In lui convergono tradizione e analisi di mercato, il tutto contenuto nella trasparenza d’un bicchiere di nettare di Bacco. Alza i calici dalla prospettiva privilegiata del Vinitaly, con Verona a fare da sfondo, Michele Bernetti: «Confermo, il trend dell’export è positivo». Il leader di Umani Ronchi, cantina-icona di Osimo, che è a capo dell’Istituto marchigiano di tutela dei vini, non si affida ai favori del destino, punta piuttosto sull’efficacia dei fatti. «Un motivo c’è perché ciò è avvenuto», è la sua convinzione. 
Qual è? Ce lo spieghi 
«Le aziende hanno affrontato le piazze di riferimento con più metodo e maggiore organizzazione. Sono preparate».

 
I risultati arrivano. Altre stellette da sistemare sul medagliere?
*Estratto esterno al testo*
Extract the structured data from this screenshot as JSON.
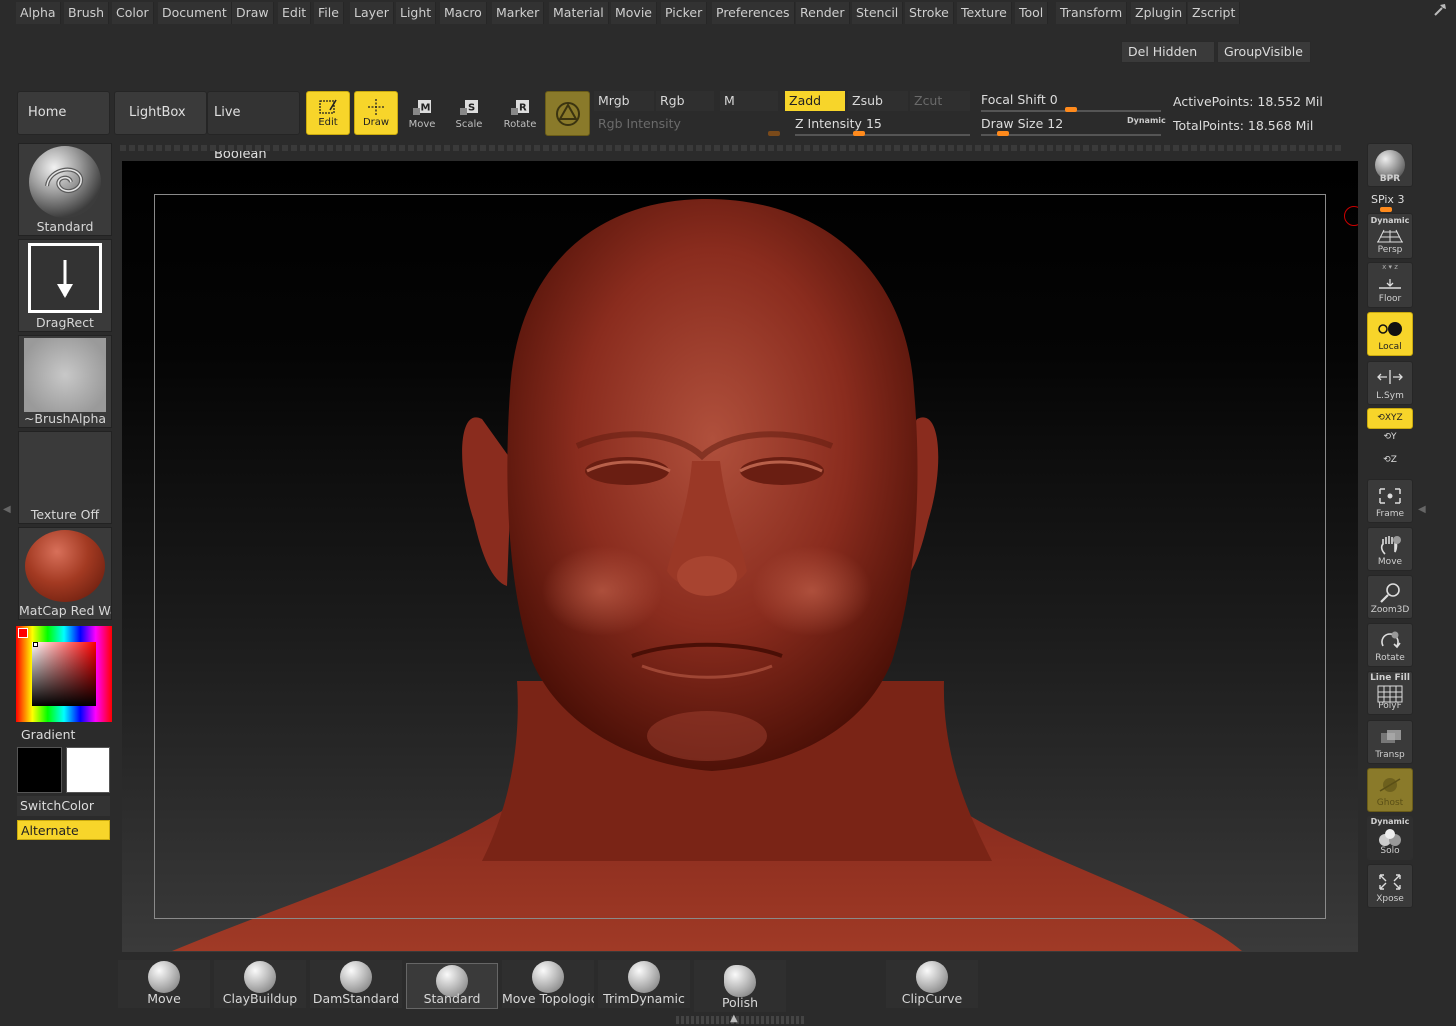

«La tendenza che vede a livello internazionale la supremazia dei bianchi sui rossi. Un dato che ci favorisce poiché nella nostra terra è una produzione importante, in crescita».
Una congiuntura positiva, alimentata da cosa? 
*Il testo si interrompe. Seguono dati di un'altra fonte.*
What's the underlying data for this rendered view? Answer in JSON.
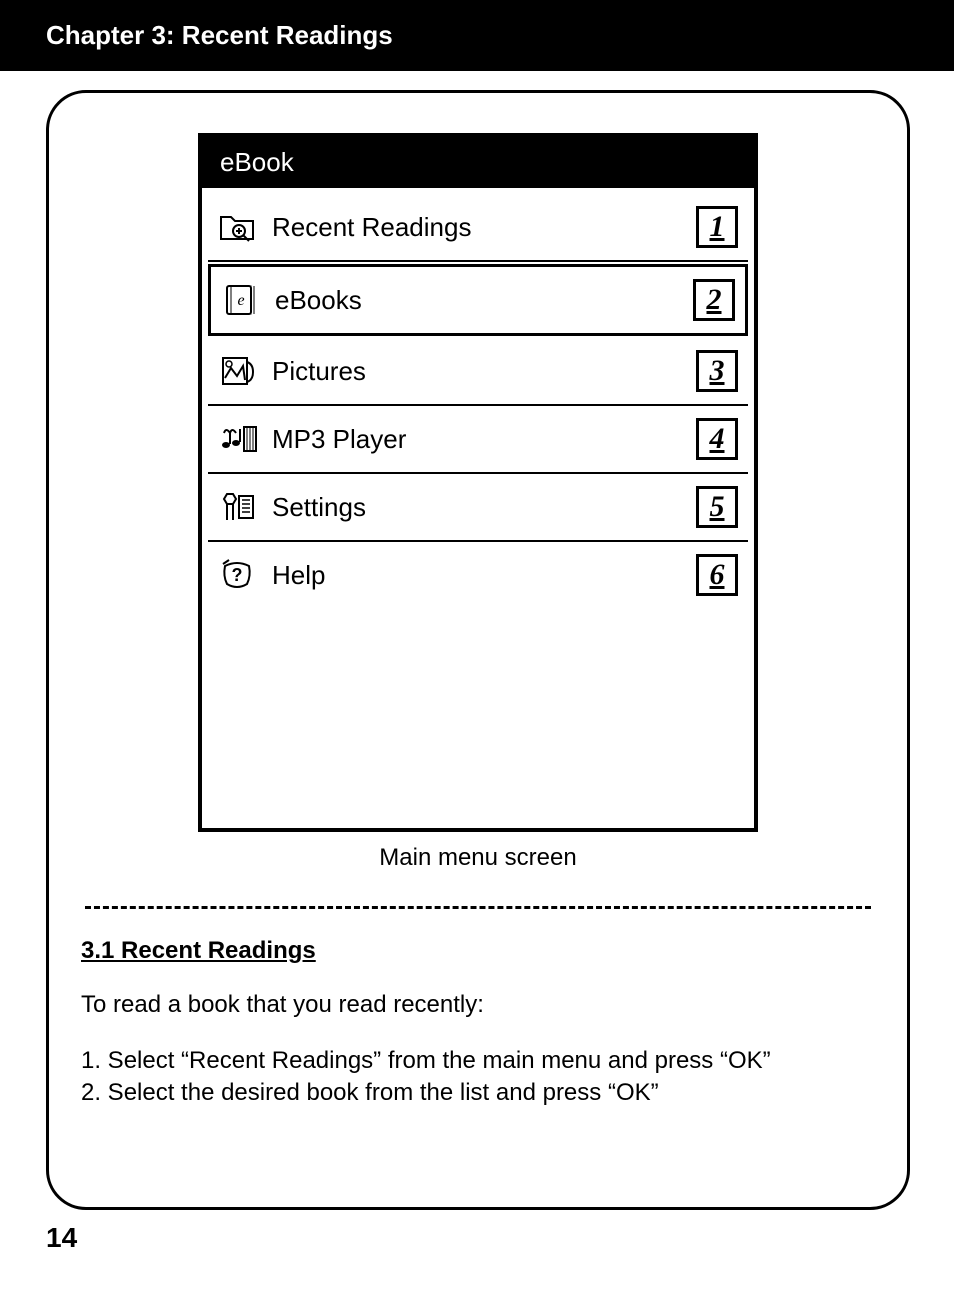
{
  "chapter_title": "Chapter 3: Recent Readings",
  "device": {
    "header": "eBook",
    "menu": [
      {
        "label": "Recent Readings",
        "num": "1",
        "icon": "recent-readings-icon",
        "selected": false
      },
      {
        "label": "eBooks",
        "num": "2",
        "icon": "ebooks-icon",
        "selected": true
      },
      {
        "label": "Pictures",
        "num": "3",
        "icon": "pictures-icon",
        "selected": false
      },
      {
        "label": "MP3 Player",
        "num": "4",
        "icon": "mp3-player-icon",
        "selected": false
      },
      {
        "label": "Settings",
        "num": "5",
        "icon": "settings-icon",
        "selected": false
      },
      {
        "label": "Help",
        "num": "6",
        "icon": "help-icon",
        "selected": false
      }
    ],
    "caption": "Main menu screen"
  },
  "section": {
    "heading": "3.1 Recent Readings",
    "intro": "To read a book that you read recently:",
    "steps": [
      "1. Select “Recent Readings” from the main menu and press “OK”",
      "2. Select the desired book from the list and press “OK”"
    ]
  },
  "page_number": "14"
}
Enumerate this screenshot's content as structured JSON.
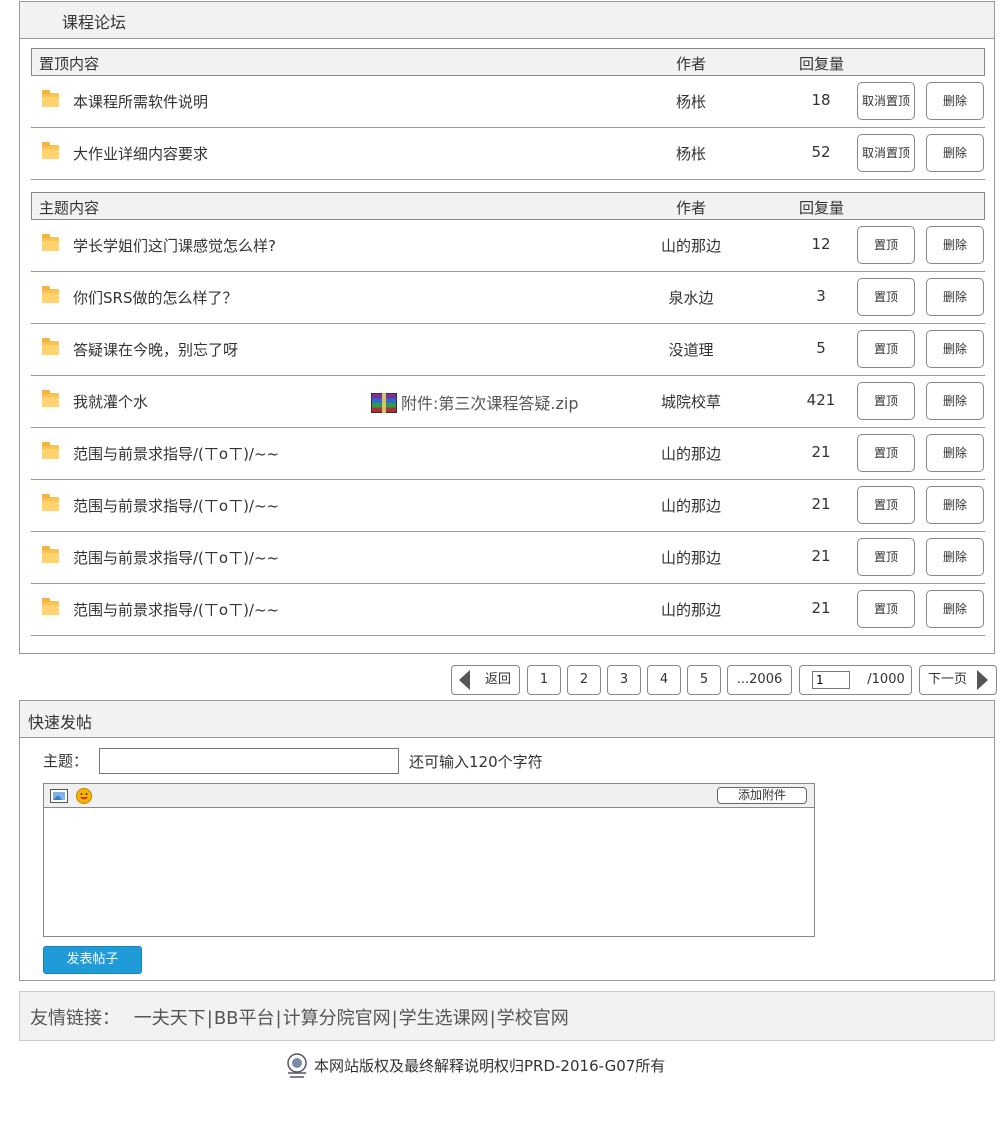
{
  "forum": {
    "title": "课程论坛",
    "pinned_header": {
      "topic": "置顶内容",
      "author": "作者",
      "replies": "回复量"
    },
    "pinned": [
      {
        "title": "本课程所需软件说明",
        "author": "杨枨",
        "replies": "18",
        "action": "取消置顶",
        "delete": "删除"
      },
      {
        "title": "大作业详细内容要求",
        "author": "杨枨",
        "replies": "52",
        "action": "取消置顶",
        "delete": "删除"
      }
    ],
    "topics_header": {
      "topic": "主题内容",
      "author": "作者",
      "replies": "回复量"
    },
    "topics": [
      {
        "title": "学长学姐们这门课感觉怎么样?",
        "author": "山的那边",
        "replies": "12",
        "action": "置顶",
        "delete": "删除"
      },
      {
        "title": "你们SRS做的怎么样了？",
        "author": "泉水边",
        "replies": "3",
        "action": "置顶",
        "delete": "删除"
      },
      {
        "title": "答疑课在今晚，别忘了呀",
        "author": "没道理",
        "replies": "5",
        "action": "置顶",
        "delete": "删除"
      },
      {
        "title": "我就灌个水",
        "attachment": "附件:第三次课程答疑.zip",
        "author": "城院校草",
        "replies": "421",
        "action": "置顶",
        "delete": "删除"
      },
      {
        "title": "范围与前景求指导/(ㄒoㄒ)/~~",
        "author": "山的那边",
        "replies": "21",
        "action": "置顶",
        "delete": "删除"
      },
      {
        "title": "范围与前景求指导/(ㄒoㄒ)/~~",
        "author": "山的那边",
        "replies": "21",
        "action": "置顶",
        "delete": "删除"
      },
      {
        "title": "范围与前景求指导/(ㄒoㄒ)/~~",
        "author": "山的那边",
        "replies": "21",
        "action": "置顶",
        "delete": "删除"
      },
      {
        "title": "范围与前景求指导/(ㄒoㄒ)/~~",
        "author": "山的那边",
        "replies": "21",
        "action": "置顶",
        "delete": "删除"
      }
    ]
  },
  "pagination": {
    "back": "返回",
    "pages": [
      "1",
      "2",
      "3",
      "4",
      "5",
      "...2006"
    ],
    "current_page_value": "1",
    "total": "/1000页",
    "next": "下一页"
  },
  "quick_post": {
    "title": "快速发帖",
    "subject_label": "主题：",
    "subject_value": "",
    "char_hint": "还可输入120个字符",
    "add_attachment": "添加附件",
    "submit": "发表帖子",
    "icons": [
      "image-icon",
      "emoji-icon"
    ]
  },
  "footer": {
    "links_label": "友情链接：",
    "links": [
      "一夫天下",
      "BB平台",
      "计算分院官网",
      "学生选课网",
      "学校官网"
    ],
    "copyright": "本网站版权及最终解释说明权归PRD-2016-G07所有"
  },
  "colors": {
    "accent": "#1f9bd7",
    "folder": "#fcc254",
    "panel_bg": "#f2f2f2",
    "border": "#999999"
  }
}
«Dall’aver distribuito meglio. Il livello dei prezzi dei prodotti è aumentato. Significa che, a parità di quantità di merce piazzata, abbiamo dimostrato di avere una maggiore capacità commerciale».
I vini local come seducono i mercati esteri?
«Con i valori dell’appartenenza, della genuinità, della diversità regionale. Elementi, questi, che hanno generato molta attenzione. Si cercano il Verdicchio, il Bianchello, il Pecorino, la Passerina. Si vuole il territorio. Abbiamo molti vitigni della tradizione, un fattore che ci contraddistingue e ci favorisce». 
Il paradosso: risultati lusinghieri ottenuti nonostante i rincari, inevitabile morsa dei tempi. Come la racconta? 
«Ribadisco, l’andamento dei prezzi ci ha facilitati. I nostri listini erano molto contenuti, troppo, quindi gli incrementi non hanno spiazzato i compratori. Anzi, ci hanno permesso di alzare il tasso di percezione che trasmettiamo». 
L’incubo siccità, che per la vendemmia è una innegabile criticità, non vi ha sfiorato? 
«Abbiamo avuto due anni con un raccolto inferiore alle medie di stagione: il 2021 non era andato bene e già il 2020 era preceduto da un meno. Nel 2022 è avvenuto il cambio di passo: le vigne hanno risposto positivamente all’annata teoricamente difficile. Forse perché si veniva da un periodo negativo. Il tema tuttavia è un altro».
Lo decripti.
«Dobbiamo preoccuparci, tutto l’anno, di attrezzare i piccoli invasi collinari. Il punto nevralgico è come trattenere l’acqua quando piove e non farla disperdere. Il problema va affrontato con un metodo radicale». 
Non si affida proprio al destino.
«Esatto. Mi conceda una divagazione sulle cifre a segno più delle esportazioni». 
Prego. 
«I numeri vanno letti con attenzione, con minuzia. Quel dato positivo, inconfutabile, non corrisponde alla crescita dei fatturati delle singole aziende: vuol dire che contiene altre variabili oltre a quella dell’export. Una osservazione che non vuole smorzare gli entusiasmi, ma è necessaria per evitare spiacevoli sorprese in futuro».
Azzardi una previsione per il 2023. 
«Per ora pare tutto bene. La partenza è in linea con le cifre in salita che ci stiamo narrando». 
Quali sono i Paesi dove brindare marchigiano è un affare di culto?
«Germania e Inghilterra. Da sempre».